Chatbots Applied To Your Learners' Journeys

Conversational learning is far more efficient than sectioning off a big chunk of your employees’ day as it allows training at regular intervals throughout the day.

Intelligence agents, such as chatbots, have tremendous potential through simulating an intelligent conversation with human users via auditory or textual methods. The potential use of chatbots can simulate human-like communication. Dialogue is essential to the learning process. Chatbots allow the learner to kick-start the conversation and, as the process unfolds, so does the story. Because the learner is in control of the story, they are more engaged and invested in the outcome. Understanding your organizational culture is key to understanding the language to use in your learning contexts.

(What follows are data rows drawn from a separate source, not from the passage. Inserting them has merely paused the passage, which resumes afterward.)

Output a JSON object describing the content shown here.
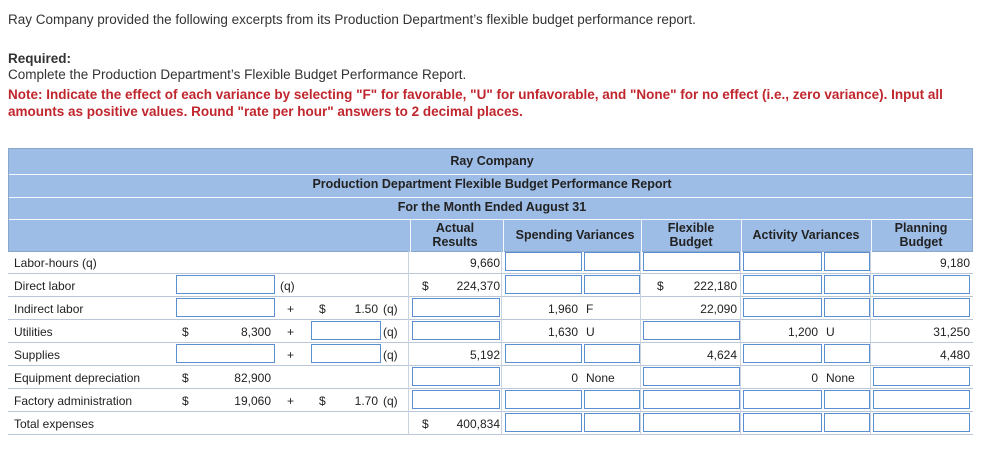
{
  "intro": "Ray Company provided the following excerpts from its Production Department’s flexible budget performance report.",
  "required_label": "Required:",
  "instruction": "Complete the Production Department’s Flexible Budget Performance Report.",
  "note": "Note: Indicate the effect of each variance by selecting \"F\" for favorable, \"U\" for unfavorable, and \"None\" for no effect (i.e., zero variance). Input all amounts as positive values. Round \"rate per hour\" answers to 2 decimal places.",
  "report": {
    "company": "Ray Company",
    "title": "Production Department Flexible Budget Performance Report",
    "period": "For the Month Ended August 31",
    "col_actual_1": "Actual",
    "col_actual_2": "Results",
    "col_spending": "Spending Variances",
    "col_flex_1": "Flexible",
    "col_flex_2": "Budget",
    "col_activity": "Activity Variances",
    "col_plan_1": "Planning",
    "col_plan_2": "Budget"
  },
  "rows": {
    "labor_hours": {
      "label": "Labor-hours (q)",
      "actual": "9,660",
      "planning": "9,180"
    },
    "direct_labor": {
      "label": "Direct labor",
      "q": "(q)",
      "dollar": "$",
      "actual": "224,370",
      "flex_dollar": "$",
      "flex": "222,180"
    },
    "indirect_labor": {
      "label": "Indirect labor",
      "plus": "+",
      "dollar": "$",
      "rate": "1.50",
      "q": "(q)",
      "spending": "1,960",
      "spending_eff": "F",
      "flex": "22,090"
    },
    "utilities": {
      "label": "Utilities",
      "dollar": "$",
      "fixed": "8,300",
      "plus": "+",
      "q": "(q)",
      "spending": "1,630",
      "spending_eff": "U",
      "activity": "1,200",
      "activity_eff": "U",
      "planning": "31,250"
    },
    "supplies": {
      "label": "Supplies",
      "plus": "+",
      "q": "(q)",
      "actual": "5,192",
      "flex": "4,624",
      "planning": "4,480"
    },
    "equipment": {
      "label": "Equipment depreciation",
      "dollar": "$",
      "fixed": "82,900",
      "spending": "0",
      "spending_eff": "None",
      "activity": "0",
      "activity_eff": "None"
    },
    "factory_admin": {
      "label": "Factory administration",
      "dollar": "$",
      "fixed": "19,060",
      "plus": "+",
      "dollar2": "$",
      "rate": "1.70",
      "q": "(q)"
    },
    "total": {
      "label": "Total expenses",
      "dollar": "$",
      "actual": "400,834"
    }
  }
}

Chatbots can improve onboarding giving your new staff instant and direct solutions to a challenge when they encounter it, especially in those first few weeks. The employee being onboarded asks a question, the chatbot replies. The employee follows-up with another question, the chatbot replies again. The employee can, therefore, go on sharpening the queries while the chatbot progressively refines the answers. In this way, the new staff member does not have to wait for answers, building a solid onboarding foundation for each employee.

We know that feedback is a classical concept in learning, whose importance is acknowledged across different learning theories, which chatbots can provide by giving learners timely and effective feedback. A great advantage of chatbot technologies is that they offer learners realistic opportunities for individual tutoring/mentoring. Conversational learning provides fast, targeted and personalized training right in the workflow, which is key to effective knowledge retention. And, learners can tailor a chatbot to their own learning pace. For example, they can enter an answer to each question, repeat a sentence without pressure, or skip a sentence.

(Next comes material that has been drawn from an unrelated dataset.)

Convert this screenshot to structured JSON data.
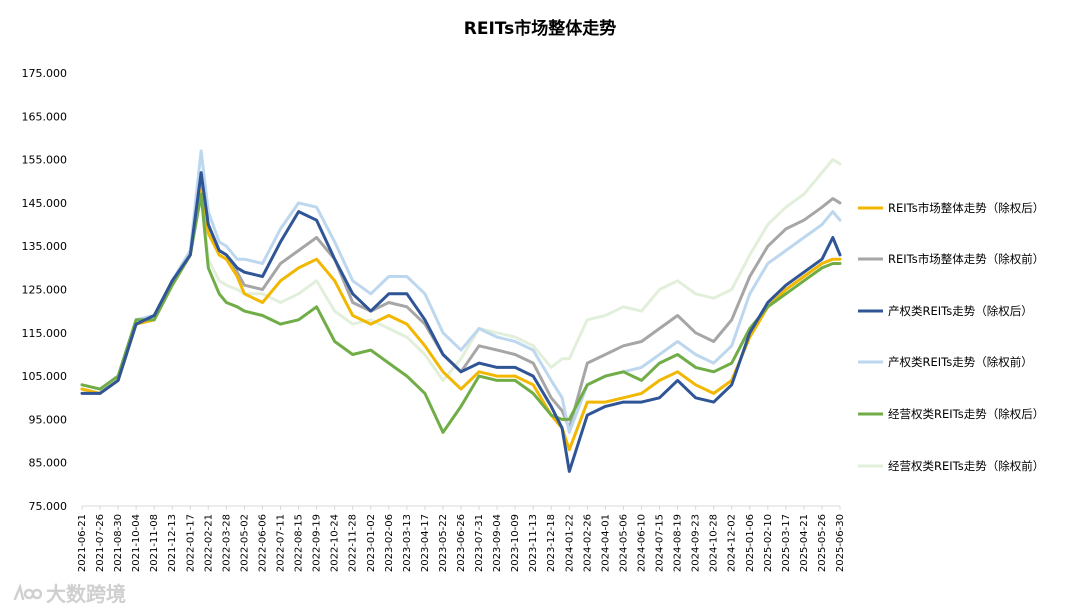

Chatbot instructional innovation also opens-up possibilities for connecting and analyzing your learners’ training data, which can empower you to better plan, develop, and grow successful L&D offerings in the long-term.

What This Means For Your eLearning

Chatbots can make L&D initiatives more productive. Chatbots not only offer more personalized experiences, but they also ensure that L&D professionals are more efficient. For example, instead of spending an exorbitant amount of time fielding inquiries and emails, they will be able to spend more time developing courses and learning materials, developing onboarding practices, and so much more.

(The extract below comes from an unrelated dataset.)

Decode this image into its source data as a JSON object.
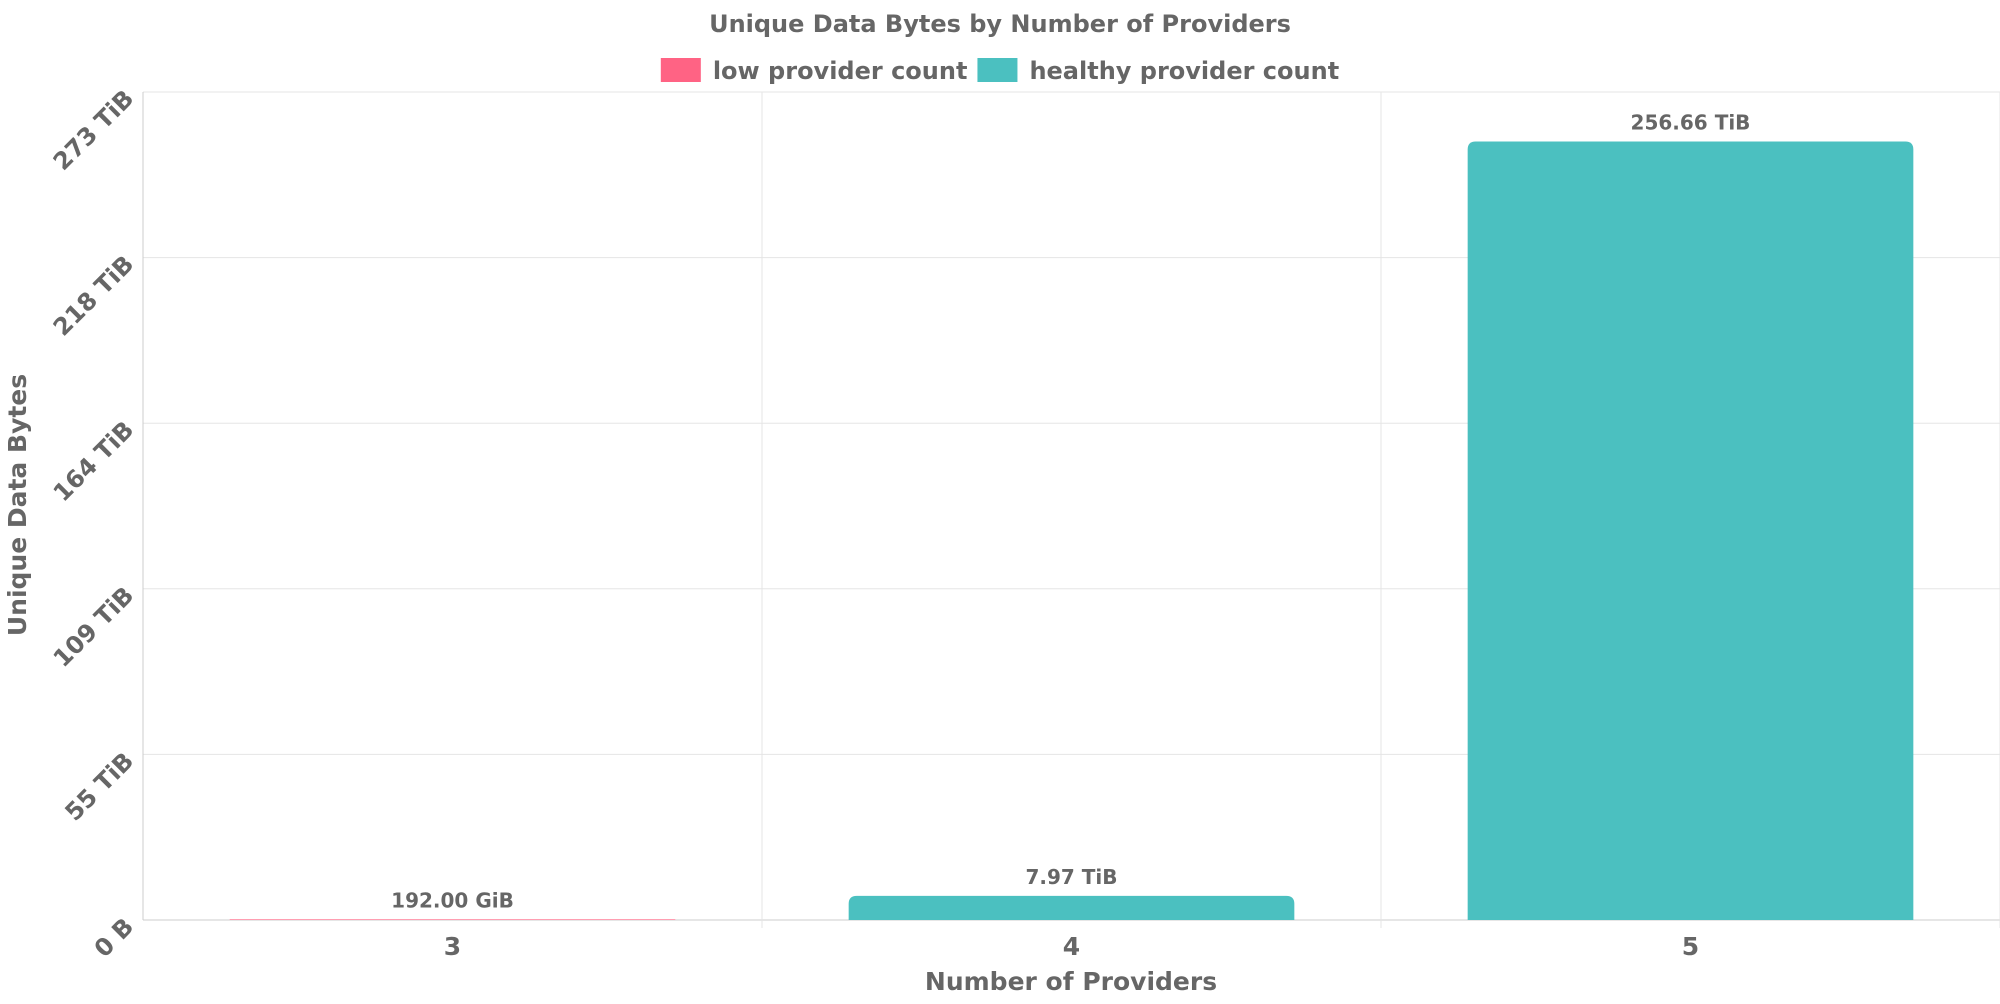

Chatbots can also offer a more natural experience and can be given different personalities to meet the expectations/cultural nuances of different learner populations, this ability for personalization is particularly important for organizations with global operations. The biggest challenge you may need to pay attention to the most is the conversation capability or "personality" of your chatbot in order to match your training target group. The conversational styles can be changed depending on learner demographic data (i.e. be more relaxed with younger learners and more formal with older ones).

So, if you want to provide Just-In-Time training support and real-time personalization for your learners, make L&D initiatives more productive, more efficient, available 24/7, answer frequently asked questions (FAQs), increase learner engagement, and more…a chatbot might be right for you.

Who knows, by introducing a chatbot into your organization's training perhaps your learners, clients and stakeholders will soon be saying “Wow!”